Now, after evening church service kinda had me mixed up. It started off good, I was sitting in the back since I came in late and I was talking to some of the girls who were sitting in front of me. My guy came from the front of the room all the way to the back and again stood right next to me while the church group socialized. Afterwards, the group went to eat at McD's. I probably should have found a better place to sit with more chances to give him to sit near me again ;-). But I didn't I only left one space, but he wass right be hind me in line so I figured he would get it. Nope someone got their food before he did and took his spot. So he sat next some of the other girls of the group. I've been told that this one girl in particular just likes to flirt, but that my guy doesn't have any likeing for her. But I just thought that he seemed to flirt back all night. So it just got me thinking, do I have a chance? Is he even remotely intrested? And what makes it worse is when he says he is going to go someplace or do something and then doesn't show up, I feel really foolish. I know it was just a trip to wal*mart, but if you say your going to go you should go. I guess I knew better when I left McD's and he stood around with those who were left.(mainly the girl who likes to flirt with him.)
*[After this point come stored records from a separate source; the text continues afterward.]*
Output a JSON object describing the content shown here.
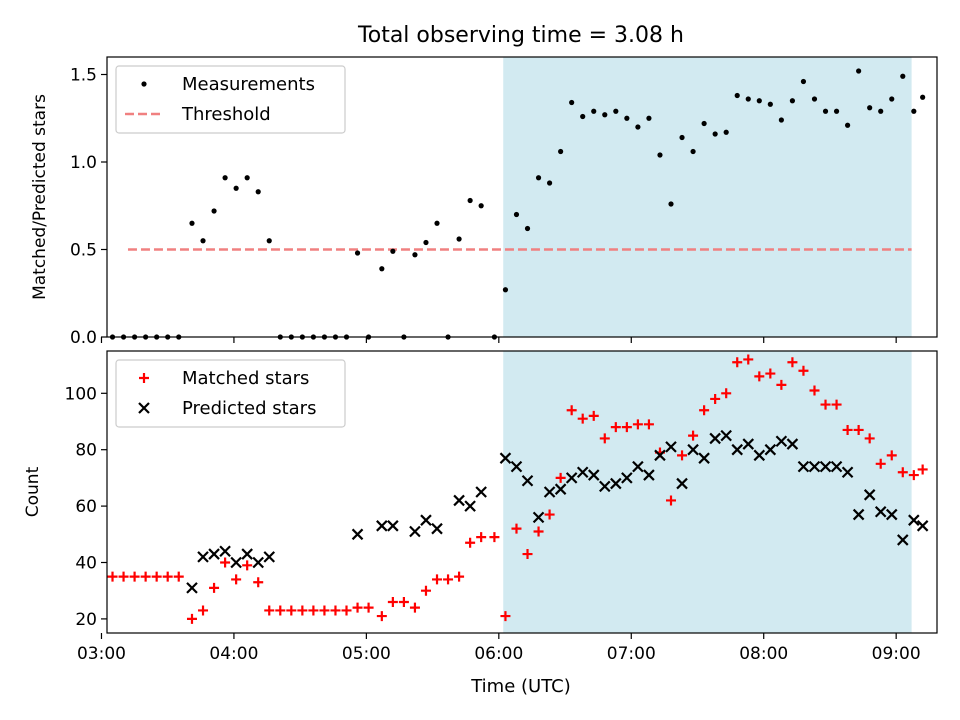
{
  "chart_data": {
    "type": "scatter",
    "title": "Total observing time = 3.08 h",
    "xlabel": "Time (UTC)",
    "x_ticks": [
      "03:00",
      "04:00",
      "05:00",
      "06:00",
      "07:00",
      "08:00",
      "09:00"
    ],
    "shaded_region": {
      "start": "06:02",
      "end": "09:07",
      "color": "#add8e6"
    },
    "panels": [
      {
        "ylabel": "Matched/Predicted stars",
        "ylim": [
          0,
          1.6
        ],
        "y_ticks": [
          "0.0",
          "0.5",
          "1.0",
          "1.5"
        ],
        "legend": {
          "placement": "upper-left",
          "entries": [
            "Measurements",
            "Threshold"
          ]
        },
        "threshold": {
          "value": 0.5,
          "start": "03:12",
          "end": "09:07",
          "color": "#f08080"
        },
        "series": [
          {
            "name": "Measurements",
            "marker": "dot",
            "color": "#000000",
            "points": [
              [
                "03:05",
                0
              ],
              [
                "03:10",
                0
              ],
              [
                "03:15",
                0
              ],
              [
                "03:20",
                0
              ],
              [
                "03:25",
                0
              ],
              [
                "03:30",
                0
              ],
              [
                "03:35",
                0
              ],
              [
                "03:41",
                0.65
              ],
              [
                "03:46",
                0.55
              ],
              [
                "03:51",
                0.72
              ],
              [
                "03:56",
                0.91
              ],
              [
                "04:01",
                0.85
              ],
              [
                "04:06",
                0.91
              ],
              [
                "04:11",
                0.83
              ],
              [
                "04:16",
                0.55
              ],
              [
                "04:21",
                0
              ],
              [
                "04:26",
                0
              ],
              [
                "04:31",
                0
              ],
              [
                "04:36",
                0
              ],
              [
                "04:41",
                0
              ],
              [
                "04:46",
                0
              ],
              [
                "04:51",
                0
              ],
              [
                "04:56",
                0.48
              ],
              [
                "05:01",
                0
              ],
              [
                "05:07",
                0.39
              ],
              [
                "05:12",
                0.49
              ],
              [
                "05:17",
                0
              ],
              [
                "05:22",
                0.47
              ],
              [
                "05:27",
                0.54
              ],
              [
                "05:32",
                0.65
              ],
              [
                "05:37",
                0
              ],
              [
                "05:42",
                0.56
              ],
              [
                "05:47",
                0.78
              ],
              [
                "05:52",
                0.75
              ],
              [
                "05:58",
                0
              ],
              [
                "06:03",
                0.27
              ],
              [
                "06:08",
                0.7
              ],
              [
                "06:13",
                0.62
              ],
              [
                "06:18",
                0.91
              ],
              [
                "06:23",
                0.88
              ],
              [
                "06:28",
                1.06
              ],
              [
                "06:33",
                1.34
              ],
              [
                "06:38",
                1.26
              ],
              [
                "06:43",
                1.29
              ],
              [
                "06:48",
                1.27
              ],
              [
                "06:53",
                1.29
              ],
              [
                "06:58",
                1.25
              ],
              [
                "07:03",
                1.2
              ],
              [
                "07:08",
                1.25
              ],
              [
                "07:13",
                1.04
              ],
              [
                "07:18",
                0.76
              ],
              [
                "07:23",
                1.14
              ],
              [
                "07:28",
                1.06
              ],
              [
                "07:33",
                1.22
              ],
              [
                "07:38",
                1.16
              ],
              [
                "07:43",
                1.17
              ],
              [
                "07:48",
                1.38
              ],
              [
                "07:53",
                1.36
              ],
              [
                "07:58",
                1.35
              ],
              [
                "08:03",
                1.33
              ],
              [
                "08:08",
                1.24
              ],
              [
                "08:13",
                1.35
              ],
              [
                "08:18",
                1.46
              ],
              [
                "08:23",
                1.36
              ],
              [
                "08:28",
                1.29
              ],
              [
                "08:33",
                1.29
              ],
              [
                "08:38",
                1.21
              ],
              [
                "08:43",
                1.52
              ],
              [
                "08:48",
                1.31
              ],
              [
                "08:53",
                1.29
              ],
              [
                "08:58",
                1.36
              ],
              [
                "09:03",
                1.49
              ],
              [
                "09:08",
                1.29
              ],
              [
                "09:12",
                1.37
              ]
            ]
          }
        ]
      },
      {
        "ylabel": "Count",
        "ylim": [
          15,
          115
        ],
        "y_ticks": [
          "20",
          "40",
          "60",
          "80",
          "100"
        ],
        "legend": {
          "placement": "upper-left",
          "entries": [
            "Matched stars",
            "Predicted stars"
          ]
        },
        "series": [
          {
            "name": "Matched stars",
            "marker": "plus",
            "color": "#ff0000",
            "points": [
              [
                "03:05",
                35
              ],
              [
                "03:10",
                35
              ],
              [
                "03:15",
                35
              ],
              [
                "03:20",
                35
              ],
              [
                "03:25",
                35
              ],
              [
                "03:30",
                35
              ],
              [
                "03:35",
                35
              ],
              [
                "03:41",
                20
              ],
              [
                "03:46",
                23
              ],
              [
                "03:51",
                31
              ],
              [
                "03:56",
                40
              ],
              [
                "04:01",
                34
              ],
              [
                "04:06",
                39
              ],
              [
                "04:11",
                33
              ],
              [
                "04:16",
                23
              ],
              [
                "04:21",
                23
              ],
              [
                "04:26",
                23
              ],
              [
                "04:31",
                23
              ],
              [
                "04:36",
                23
              ],
              [
                "04:41",
                23
              ],
              [
                "04:46",
                23
              ],
              [
                "04:51",
                23
              ],
              [
                "04:56",
                24
              ],
              [
                "05:01",
                24
              ],
              [
                "05:07",
                21
              ],
              [
                "05:12",
                26
              ],
              [
                "05:17",
                26
              ],
              [
                "05:22",
                24
              ],
              [
                "05:27",
                30
              ],
              [
                "05:32",
                34
              ],
              [
                "05:37",
                34
              ],
              [
                "05:42",
                35
              ],
              [
                "05:47",
                47
              ],
              [
                "05:52",
                49
              ],
              [
                "05:58",
                49
              ],
              [
                "06:03",
                21
              ],
              [
                "06:08",
                52
              ],
              [
                "06:13",
                43
              ],
              [
                "06:18",
                51
              ],
              [
                "06:23",
                57
              ],
              [
                "06:28",
                70
              ],
              [
                "06:33",
                94
              ],
              [
                "06:38",
                91
              ],
              [
                "06:43",
                92
              ],
              [
                "06:48",
                84
              ],
              [
                "06:53",
                88
              ],
              [
                "06:58",
                88
              ],
              [
                "07:03",
                89
              ],
              [
                "07:08",
                89
              ],
              [
                "07:13",
                79
              ],
              [
                "07:18",
                62
              ],
              [
                "07:23",
                78
              ],
              [
                "07:28",
                85
              ],
              [
                "07:33",
                94
              ],
              [
                "07:38",
                98
              ],
              [
                "07:43",
                100
              ],
              [
                "07:48",
                111
              ],
              [
                "07:53",
                112
              ],
              [
                "07:58",
                106
              ],
              [
                "08:03",
                107
              ],
              [
                "08:08",
                103
              ],
              [
                "08:13",
                111
              ],
              [
                "08:18",
                108
              ],
              [
                "08:23",
                101
              ],
              [
                "08:28",
                96
              ],
              [
                "08:33",
                96
              ],
              [
                "08:38",
                87
              ],
              [
                "08:43",
                87
              ],
              [
                "08:48",
                84
              ],
              [
                "08:53",
                75
              ],
              [
                "08:58",
                78
              ],
              [
                "09:03",
                72
              ],
              [
                "09:08",
                71
              ],
              [
                "09:12",
                73
              ]
            ]
          },
          {
            "name": "Predicted stars",
            "marker": "x",
            "color": "#000000",
            "points": [
              [
                "03:41",
                31
              ],
              [
                "03:46",
                42
              ],
              [
                "03:51",
                43
              ],
              [
                "03:56",
                44
              ],
              [
                "04:01",
                40
              ],
              [
                "04:06",
                43
              ],
              [
                "04:11",
                40
              ],
              [
                "04:16",
                42
              ],
              [
                "04:56",
                50
              ],
              [
                "05:07",
                53
              ],
              [
                "05:12",
                53
              ],
              [
                "05:22",
                51
              ],
              [
                "05:27",
                55
              ],
              [
                "05:32",
                52
              ],
              [
                "05:42",
                62
              ],
              [
                "05:47",
                60
              ],
              [
                "05:52",
                65
              ],
              [
                "06:03",
                77
              ],
              [
                "06:08",
                74
              ],
              [
                "06:13",
                69
              ],
              [
                "06:18",
                56
              ],
              [
                "06:23",
                65
              ],
              [
                "06:28",
                66
              ],
              [
                "06:33",
                70
              ],
              [
                "06:38",
                72
              ],
              [
                "06:43",
                71
              ],
              [
                "06:48",
                67
              ],
              [
                "06:53",
                68
              ],
              [
                "06:58",
                70
              ],
              [
                "07:03",
                74
              ],
              [
                "07:08",
                71
              ],
              [
                "07:13",
                78
              ],
              [
                "07:18",
                81
              ],
              [
                "07:23",
                68
              ],
              [
                "07:28",
                80
              ],
              [
                "07:33",
                77
              ],
              [
                "07:38",
                84
              ],
              [
                "07:43",
                85
              ],
              [
                "07:48",
                80
              ],
              [
                "07:53",
                82
              ],
              [
                "07:58",
                78
              ],
              [
                "08:03",
                80
              ],
              [
                "08:08",
                83
              ],
              [
                "08:13",
                82
              ],
              [
                "08:18",
                74
              ],
              [
                "08:23",
                74
              ],
              [
                "08:28",
                74
              ],
              [
                "08:33",
                74
              ],
              [
                "08:38",
                72
              ],
              [
                "08:43",
                57
              ],
              [
                "08:48",
                64
              ],
              [
                "08:53",
                58
              ],
              [
                "08:58",
                57
              ],
              [
                "09:03",
                48
              ],
              [
                "09:08",
                55
              ],
              [
                "09:12",
                53
              ]
            ]
          }
        ]
      }
    ]
  }
}
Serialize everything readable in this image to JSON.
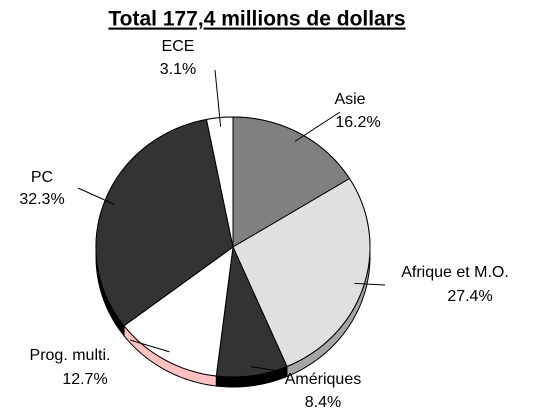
{
  "chart_data": {
    "type": "pie",
    "title": "Total 177,4 millions de dollars",
    "categories": [
      "Asie",
      "Afrique et M.O.",
      "Amériques",
      "Prog. multi.",
      "PC",
      "ECE"
    ],
    "values": [
      16.2,
      27.4,
      8.4,
      12.7,
      32.3,
      3.1
    ],
    "value_labels": [
      "16.2%",
      "27.4%",
      "8.4%",
      "12.7%",
      "32.3%",
      "3.1%"
    ],
    "colors": [
      "#808080",
      "#e0e0e0",
      "#333333",
      "#ffffff",
      "#333333",
      "#ffffff"
    ],
    "side_colors": [
      "#555555",
      "#a6a6a6",
      "#000000",
      "#ffc0c0",
      "#000000",
      "#cccccc"
    ]
  }
}
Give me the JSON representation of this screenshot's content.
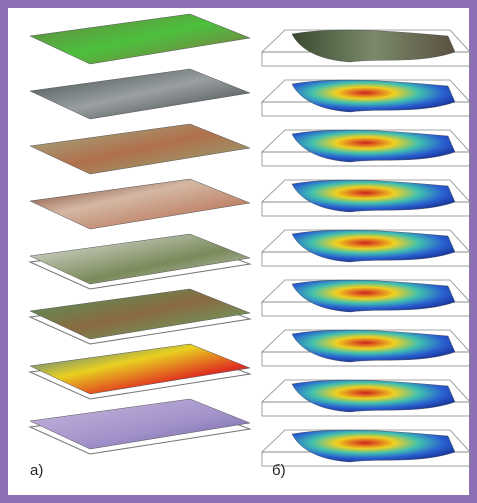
{
  "panels": {
    "left": {
      "label": "a)"
    },
    "right": {
      "label": "б)"
    }
  }
}
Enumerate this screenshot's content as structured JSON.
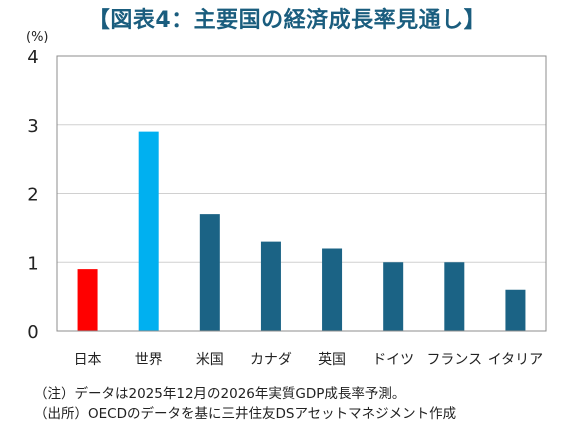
{
  "title": "【図表4：主要国の経済成長率見通し】",
  "chart_data": {
    "type": "bar",
    "title": "【図表4：主要国の経済成長率見通し】",
    "unit_label": "(%)",
    "categories": [
      "日本",
      "世界",
      "米国",
      "カナダ",
      "英国",
      "ドイツ",
      "フランス",
      "イタリア"
    ],
    "values": [
      0.9,
      2.9,
      1.7,
      1.3,
      1.2,
      1.0,
      1.0,
      0.6
    ],
    "colors": [
      "#ff0000",
      "#00b0f0",
      "#1b6385",
      "#1b6385",
      "#1b6385",
      "#1b6385",
      "#1b6385",
      "#1b6385"
    ],
    "ylim": [
      0,
      4
    ],
    "yticks": [
      0,
      1,
      2,
      3,
      4
    ],
    "grid": true,
    "xlabel": "",
    "ylabel": ""
  },
  "notes": [
    "（注）データは2025年12月の2026年実質GDP成長率予測。",
    "（出所）OECDのデータを基に三井住友DSアセットマネジメント作成"
  ]
}
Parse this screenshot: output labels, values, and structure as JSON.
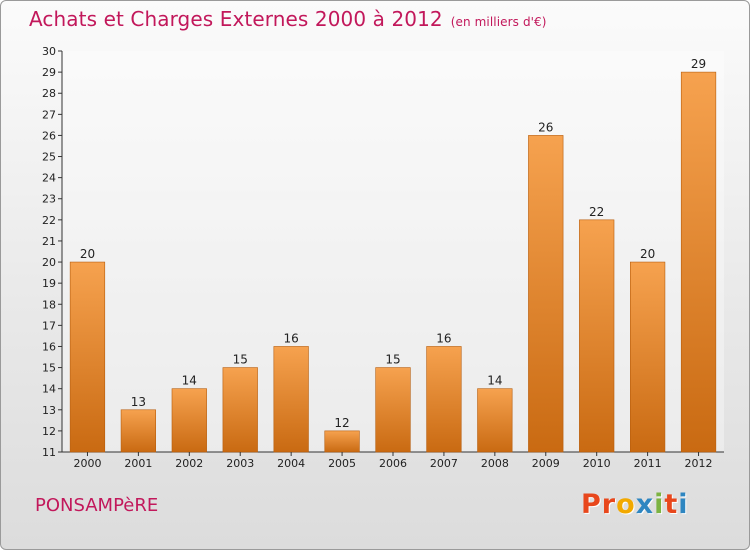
{
  "title": "Achats et Charges Externes 2000 à 2012",
  "subtitle": "(en milliers d'€)",
  "town": "PONSAMPèRE",
  "logo": {
    "text": "Proxiti",
    "letters": [
      {
        "ch": "P",
        "color": "#e8471c"
      },
      {
        "ch": "r",
        "color": "#e8471c"
      },
      {
        "ch": "o",
        "color": "#f2a900"
      },
      {
        "ch": "x",
        "color": "#2e86c1"
      },
      {
        "ch": "i",
        "color": "#7cb342"
      },
      {
        "ch": "t",
        "color": "#e8471c"
      },
      {
        "ch": "i",
        "color": "#2e86c1"
      }
    ]
  },
  "colors": {
    "bar_top": "#f6a24f",
    "bar_bottom": "#c96a12",
    "bar_edge": "#b75d0c",
    "title": "#c2185b"
  },
  "chart_data": {
    "type": "bar",
    "title": "Achats et Charges Externes 2000 à 2012",
    "subtitle": "(en milliers d'€)",
    "categories": [
      "2000",
      "2001",
      "2002",
      "2003",
      "2004",
      "2005",
      "2006",
      "2007",
      "2008",
      "2009",
      "2010",
      "2011",
      "2012"
    ],
    "values": [
      20,
      13,
      14,
      15,
      16,
      12,
      15,
      16,
      14,
      26,
      22,
      20,
      29
    ],
    "ylim": [
      11,
      30
    ],
    "yticks": [
      11,
      12,
      13,
      14,
      15,
      16,
      17,
      18,
      19,
      20,
      21,
      22,
      23,
      24,
      25,
      26,
      27,
      28,
      29,
      30
    ],
    "grid": false,
    "data_labels": true
  }
}
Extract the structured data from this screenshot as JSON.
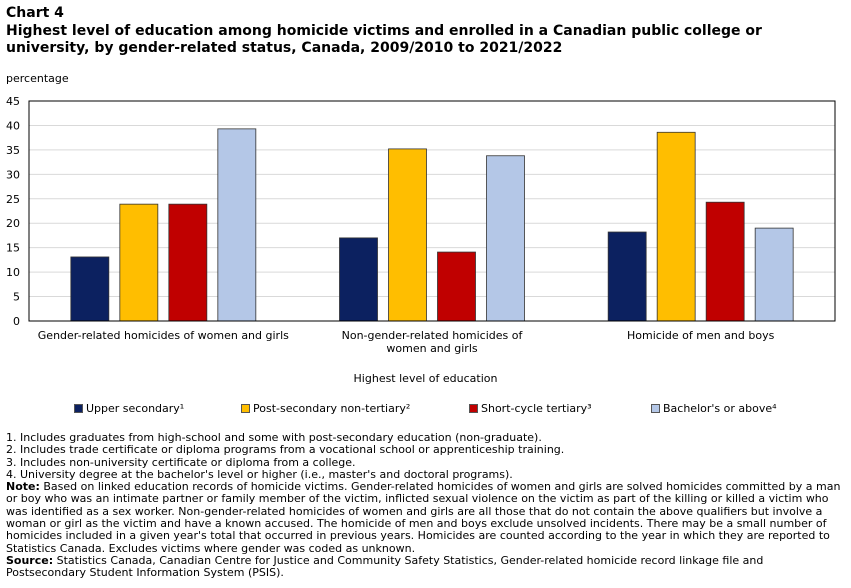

I guesss he just confuses me sometimes. I am really looking forward to going over and watching the movies with him. I'm not sure if this is just fun and hanging out stuff. Or a date of some sort, I don't know, I'm bad with relationships. So even though I'm going to be nervous driving over to his house I'm going to do my best to just have fun hanging out and not worrying about weither or not I'm getting myself into a new relationship. He's a cool guy and I like talking and hanging around him, so why make it more complicated than that. It's all very confusing in my head, but see talking about it made me feel better, thanks for listening, and feedback would be greatly appreciated.